Non-stick surfaces are important to many areas of technology, from drag reduction to anti-icing agents. These surfaces are usually created by applying coatings, such as Teflon, to smooth surfaces. But recently — taking the lead from observations in Nature, notably the lotus leaf and some varieties of insects — scientists have realized that a bit of texture can help. By incorporating topographical features on surfaces, they’ve created extremely water repellant materials.
“We call this effect ‘superhydrophobicity,’” said Brookhaven physicist Benjamin Ocko. “It occurs when air bubbles remain trapped in the textured surfaces, thereby drastically reducing the area of liquid in contact with the solid.” This forces the water to ball up into pearl shaped drops, which are weakly connected to the surface and can readily roll off, even with the slightest incline.
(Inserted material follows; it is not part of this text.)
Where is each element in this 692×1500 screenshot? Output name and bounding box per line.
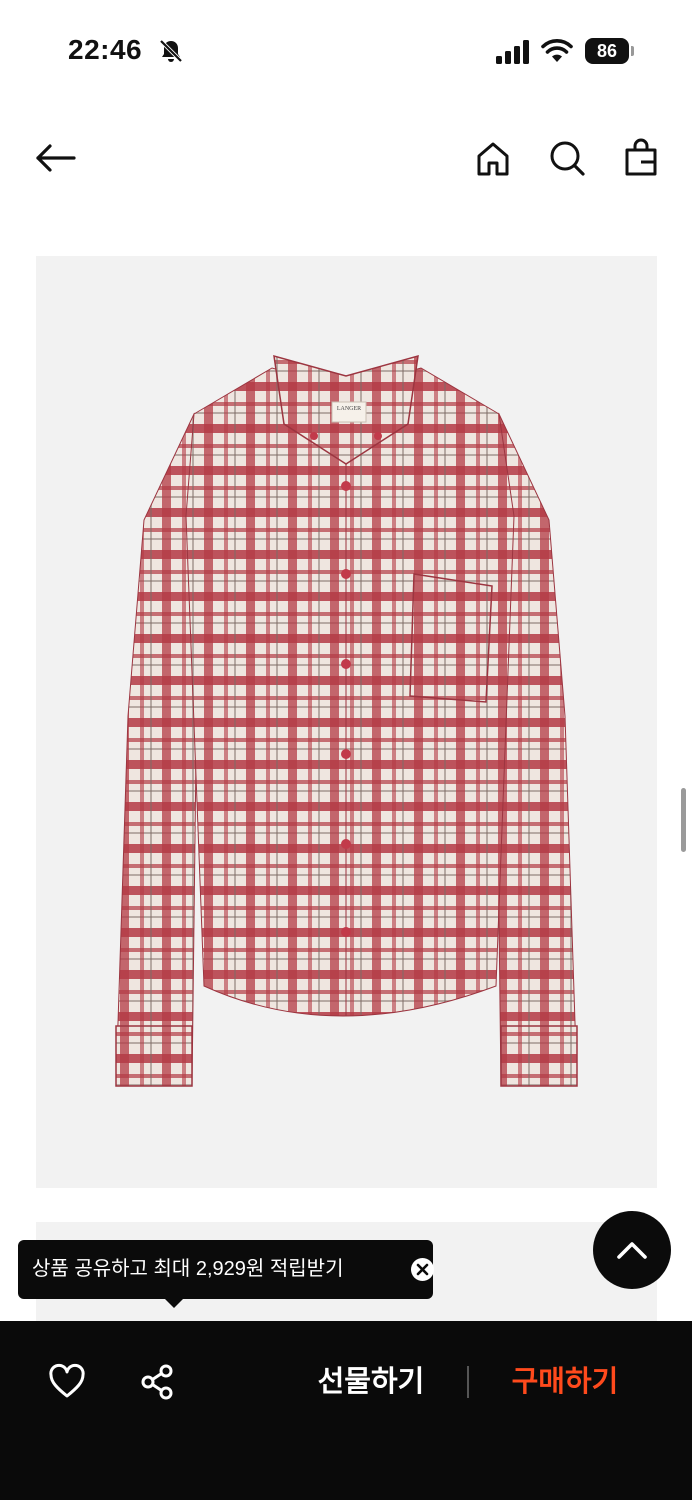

“To get the first glimpse of nanobubbles on a superhydrophobic surface we created a regular array of more than a trillion nano-cavities on an otherwise flat surface, and then coated it with a wax-like surfactant,” said Charles Black, a physicist at Brookhaven’s Center for Functional Nanometerials .
This coated, nanoscale textured surface was much more water repellant than the flat surface alone, suggesting the existence of nanobubbles. However, because the nanoscale is not accessible using ordinary microscopes, little is known about these nanobubbles.